Question: Thank you. And any update on how well the first week back at school went for high schoolers who returned and is there any data yet as far as testing?   

Mayor: Sonia, we had a great week, very smooth, tons of enthusiasm. I was out there with the Chancellor at her old school on the first day, and just incredible energy among the students and adults alike, the whole week went really well. Testing numbers we saw throughout the week, very consistent with what we've seen previously, really great numbers. And again, one of the safest places to be in all of New York City is in our public schools. And I want to thank everyone who continues to make that the wonderful reality in our schools.    

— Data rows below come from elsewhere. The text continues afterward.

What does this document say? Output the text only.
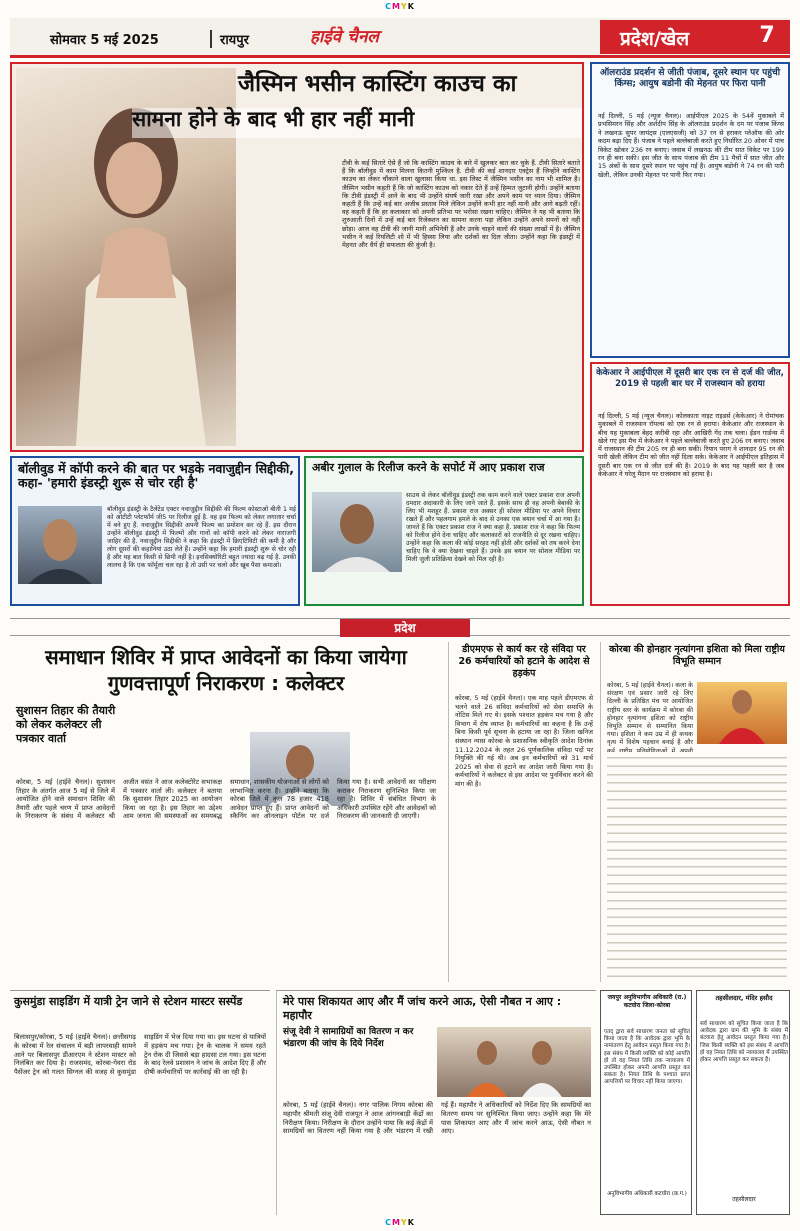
CMYK
सोमवार 5 मई 2025	रायपुर	हाईवे चैनल	प्रदेश/खेल	7
जैस्मिन भसीन कास्टिंग काउच का
सामना होने के बाद भी हार नहीं मानी
टीवी के कई सितारे ऐसे हैं जो कि कास्टिंग काउच के बारे में खुलकर बात कर चुके हैं. टीवी सितारे बताते हैं कि बॉलीवुड में काम मिलना कितनी मुश्किल है. टीवी की कई शानदार एक्ट्रेस हैं जिन्होंने कास्टिंग काउच का लेकर चौंकाने वाला खुलासा किया था. इस लिस्ट में जैस्मिन भसीन का नाम भी शामिल है। जैस्मिन भसीन कहती हैं कि जो कास्टिंग काउच को नकार देते हैं उन्हें हिम्मत जुटानी होगी। उन्होंने बताया कि टीवी इंडस्ट्री में आने के बाद भी उन्होंने संघर्ष जारी रखा और अपने काम पर ध्यान दिया। जैस्मिन कहती हैं कि उन्हें कई बार अजीब प्रस्ताव मिले लेकिन उन्होंने कभी हार नहीं मानी और आगे बढ़ती रहीं। वह कहती हैं कि हर कलाकार को अपनी प्रतिभा पर भरोसा रखना चाहिए। जैस्मिन ने यह भी बताया कि शुरुआती दिनों में उन्हें कई बार रिजेक्शन का सामना करना पड़ा लेकिन उन्होंने अपने सपनों को नहीं छोड़ा। आज वह टीवी की जानी मानी अभिनेत्री हैं और उनके चाहने वालों की संख्या लाखों में है। जैस्मिन भसीन ने कई रियलिटी शो में भी हिस्सा लिया और दर्शकों का दिल जीता। उन्होंने कहा कि इंडस्ट्री में मेहनत और धैर्य ही सफलता की कुंजी है।
बॉलीवुड में कॉपी करने की बात पर भड़के नवाजुद्दीन सिद्दीकी, कहा- 'हमारी इंडस्ट्री शुरू से चोर रही है'
बॉलीवुड इंडस्ट्री के टैलेंटेड एक्टर नवाजुद्दीन सिद्दीकी की फिल्म कोस्टाओ बीती 1 मई को ओटीटी प्लेटफॉर्म जी5 पर रिलीज हुई है. वह इस फिल्म को लेकर लगातार चर्चा में बने हुए हैं. नवाजुद्दीन सिद्दीकी अपनी फिल्म का प्रमोशन कर रहे हैं. इस दौरान उन्होंने बॉलीवुड इंडस्ट्री में फिल्मों और गानों को कॉपी करने को लेकर नाराजगी जाहिर की है. नवाजुद्दीन सिद्दीकी ने कहा कि इंडस्ट्री में क्रिएटिविटी की कमी है और लोग दूसरों की कहानियां उठा लेते हैं। उन्होंने कहा कि हमारी इंडस्ट्री शुरू से चोर रही है और यह बात किसी से छिपी नहीं है। इनसिक्योरिटी बहुत ज्यादा बढ़ गई है. उनकी लालच है कि एक फॉर्मूला चल रहा है तो उसी पर चलो और खूब पैसा कमाओ।
अबीर गुलाल के रिलीज करने के सपोर्ट में आए प्रकाश राज
साउथ से लेकर बॉलीवुड इंडस्ट्री तक काम करने वाले एक्टर प्रकाश राज अपनी दमदार अदाकारी के लिए जाने जाते हैं. इसके साथ ही वह अपनी बेबाकी के लिए भी मशहूर हैं. प्रकाश राज अक्सर ही सोशल मीडिया पर अपने विचार रखते हैं और पहलगाम हमले के बाद से उनका एक बयान चर्चा में आ गया है। जानते हैं कि एक्टर प्रकाश राज ने क्या कहा है. प्रकाश राज ने कहा कि फिल्म को रिलीज होने देना चाहिए और कलाकारों को राजनीति से दूर रखना चाहिए। उन्होंने कहा कि कला की कोई सरहद नहीं होती और दर्शकों को तय करने देना चाहिए कि वे क्या देखना चाहते हैं। उनके इस बयान पर सोशल मीडिया पर मिली जुली प्रतिक्रिया देखने को मिल रही है।
ऑलराउंड प्रदर्शन से जीती पंजाब, दूसरे स्थान पर पहुंची किंग्स; आयुष बडोनी की मेहनत पर फिरा पानी
नई दिल्ली, 5 मई (न्यूज चैनल)। आईपीएल 2025 के 54वें मुकाबले में प्रभसिमरन सिंह और अर्शदीप सिंह के ऑलराउंड प्रदर्शन के दम पर पंजाब किंग्स ने लखनऊ सुपर जायंट्स (एलएसजी) को 37 रन से हराकर प्लेऑफ की ओर कदम बढ़ा दिए हैं। पंजाब ने पहले बल्लेबाजी करते हुए निर्धारित 20 ओवर में पांच विकेट खोकर 236 रन बनाए। जवाब में लखनऊ की टीम सात विकेट पर 199 रन ही बना सकी। इस जीत के साथ पंजाब की टीम 11 मैचों में सात जीत और 15 अंकों के साथ दूसरे स्थान पर पहुंच गई है। आयुष बडोनी ने 74 रन की पारी खेली, लेकिन उनकी मेहनत पर पानी फिर गया।
केकेआर ने आईपीएल में दूसरी बार एक रन से दर्ज की जीत, 2019 से पहली बार घर में राजस्थान को हराया
नई दिल्ली, 5 मई (न्यूज चैनल)। कोलकाता नाइट राइडर्स (केकेआर) ने रोमांचक मुकाबले में राजस्थान रॉयल्स को एक रन से हराया। केकेआर और राजस्थान के बीच यह मुकाबला बेहद करीबी रहा और आखिरी गेंद तक चला। ईडन गार्डन्स में खेले गए इस मैच में केकेआर ने पहले बल्लेबाजी करते हुए 206 रन बनाए। जवाब में राजस्थान की टीम 205 रन ही बना सकी। रियान पराग ने शानदार 95 रन की पारी खेली लेकिन टीम को जीत नहीं दिला सके। केकेआर ने आईपीएल इतिहास में दूसरी बार एक रन से जीत दर्ज की है। 2019 के बाद यह पहली बार है जब केकेआर ने घरेलू मैदान पर राजस्थान को हराया है।
प्रदेश
समाधान शिविर में प्राप्त आवेदनों का किया जायेगा गुणवत्तापूर्ण निराकरण : कलेक्टर
सुशासन तिहार की तैयारी को लेकर कलेक्टर ली पत्रकार वार्ता
कोरबा, 5 मई (हाईवे चैनल)। सुशासन तिहार के अंतर्गत आज 5 मई से जिले में आयोजित होने वाले समाधान शिविर की तैयारी और पहले चरण में प्राप्त आवेदनों के निराकरण के संबंध में कलेक्टर श्री अजीत वसंत ने आज कलेक्टोरेट सभाकक्ष में पत्रकार वार्ता ली। कलेक्टर ने बताया कि सुशासन तिहार 2025 का आयोजन किया जा रहा है। इस तिहार का उद्देश्य आम जनता की समस्याओं का समयबद्ध समाधान, शासकीय योजनाओं से लोगों को लाभान्वित करना है। उन्होंने बताया कि कोरबा जिले में कुल 78 हजार 418 आवेदन प्राप्त हुए हैं। प्राप्त आवेदनों को स्कैनिंग कर ऑनलाइन पोर्टल पर दर्ज किया गया है। सभी आवेदनों का परीक्षण कराकर निराकरण सुनिश्चित किया जा रहा है। शिविर में संबंधित विभाग के अधिकारी उपस्थित रहेंगे और आवेदकों को निराकरण की जानकारी दी जाएगी।
डीएमएफ से कार्य कर रहे संविदा पर 26 कर्मचारियों को हटाने के आदेश से हड़कंप
कोरबा, 5 मई (हाईवे चैनल)। एक माह पहले डीएमएफ से चलने वाले 26 संविदा कर्मचारियों को सेवा समाप्ति के नोटिस मिले गए थे। इसके पश्चात हड़कंप मच गया है और विभाग में रोष व्याप्त है। कर्मचारियों का कहना है कि उन्हें बिना किसी पूर्व सूचना के हटाया जा रहा है। जिला खनिज संस्थान न्यास कोरबा के प्रशासनिक स्वीकृति आदेश दिनांक 11.12.2024 के तहत 26 पूर्णकालिक संविदा पदों पर नियुक्ति की गई थी। अब इन कर्मचारियों को 31 मार्च 2025 को सेवा से हटाने का आदेश जारी किया गया है। कर्मचारियों ने कलेक्टर से इस आदेश पर पुनर्विचार करने की मांग की है।
कोरबा की होनहार नृत्यांगना इशिता को मिला राष्ट्रीय विभूति सम्मान
कोरबा, 5 मई (हाईवे चैनल)। कला के संरक्षण एवं प्रसार जारी रहे लिए दिल्ली के प्रतिष्ठित मंच पर आयोजित राष्ट्रीय स्तर के कार्यक्रम में कोरबा की होनहार नृत्यांगना इशिता को राष्ट्रीय विभूति सम्मान से सम्मानित किया गया। इशिता ने कम उम्र में ही कथक नृत्य में विशेष पहचान बनाई है और
कुसमुंडा साइडिंग में यात्री ट्रेन जाने से स्टेशन मास्टर सस्पेंड
बिलासपुर/कोरबा, 5 मई (हाईवे चैनल)। छत्तीसगढ़ के कोरबा में रेल संचालन में बड़ी लापरवाही सामने आने पर बिलासपुर डीआरएम ने स्टेशन मास्टर को निलंबित कर दिया है। राजसमंद, कोरबा-गेवरा रोड पैसेंजर ट्रेन को गलत सिग्नल की वजह से कुसमुंडा साइडिंग में भेज दिया गया था। इस घटना से यात्रियों में हड़कंप मच गया। ट्रेन के चालक ने समय रहते ट्रेन रोक दी जिससे बड़ा हादसा टल गया। इस घटना के बाद रेलवे प्रशासन ने जांच के आदेश दिए हैं और दोषी कर्मचारियों पर कार्रवाई की जा रही है।
मेरे पास शिकायत आए और मैं जांच करने आऊ, ऐसी नौबत न आए : महापौर
संजू देवी ने सामाग्रियों का वितरण न कर भंडारण की जांच के दिये निर्देश
कोरबा, 5 मई (हाईवे चैनल)। नगर पालिक निगम कोरबा की महापौर श्रीमती संजू देवी राजपूत ने आज आंगनबाड़ी केंद्रों का निरीक्षण किया। निरीक्षण के दौरान उन्होंने पाया कि कई केंद्रों में सामग्रियों का वितरण नहीं किया गया है और भंडारण में रखी गई हैं। महापौर ने अधिकारियों को निर्देश दिए कि सामग्रियों का वितरण समय पर सुनिश्चित किया जाए। उन्होंने कहा कि मेरे पास शिकायत आए और मैं जांच करने आऊ, ऐसी नौबत न आए।
जयपुर अनुविभागीय अधिकारी (रा.) कटघोरा जिला-कोरबा
एतद् द्वारा सर्व साधारण जनता को सूचित किया जाता है कि आवेदक द्वारा भूमि के नामांतरण हेतु आवेदन प्रस्तुत किया गया है। इस संबंध में किसी व्यक्ति को कोई आपत्ति हो तो वह नियत तिथि तक न्यायालय में उपस्थित होकर अपनी आपत्ति प्रस्तुत कर सकता है। नियत तिथि के पश्चात प्राप्त आपत्तियों पर विचार नहीं किया जाएगा।
अनुविभागीय अधिकारी कटघोरा (छ.ग.)
तहसीलदार, मंदिर हसौद
सर्व साधारण को सूचित किया जाता है कि आवेदक द्वारा ग्राम की भूमि के संबंध में बंटवारा हेतु आवेदन प्रस्तुत किया गया है। जिस किसी व्यक्ति को इस संबंध में आपत्ति हो वह नियत तिथि को न्यायालय में उपस्थित होकर आपत्ति प्रस्तुत कर सकता है।
तहसीलदार
CMYK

So, everyone, look, as we conclude today, I just want to emphasize for everyone, if you have not gotten vaccinated, as you could see, you heard this extraordinary number for this last week, we got very close to reaching half a million New Yorkers in one week. Going forward, we're going to be reaching even more. So, more and more people are coming forward, getting vaccinated. They're having a good experience. I talk to people all the time, including when I was at Citi Field on Saturday. And what people say consistently is the same thing. It was easy. It was fast. The folks who work at the vaccination sites are great, they're kind, they're compassionate. They make it a good experience. Please, if you have not yet been vaccinated, make a plan to get vaccinated. More and more locations are opening up all the time. More and more vaccine becoming available. It's getting easier. It's getting faster. Please do something good for yourself, for your family, for your neighborhood, for your city. Make a plan to get vaccinated. And that's how we all move forward. Thank you, everybody.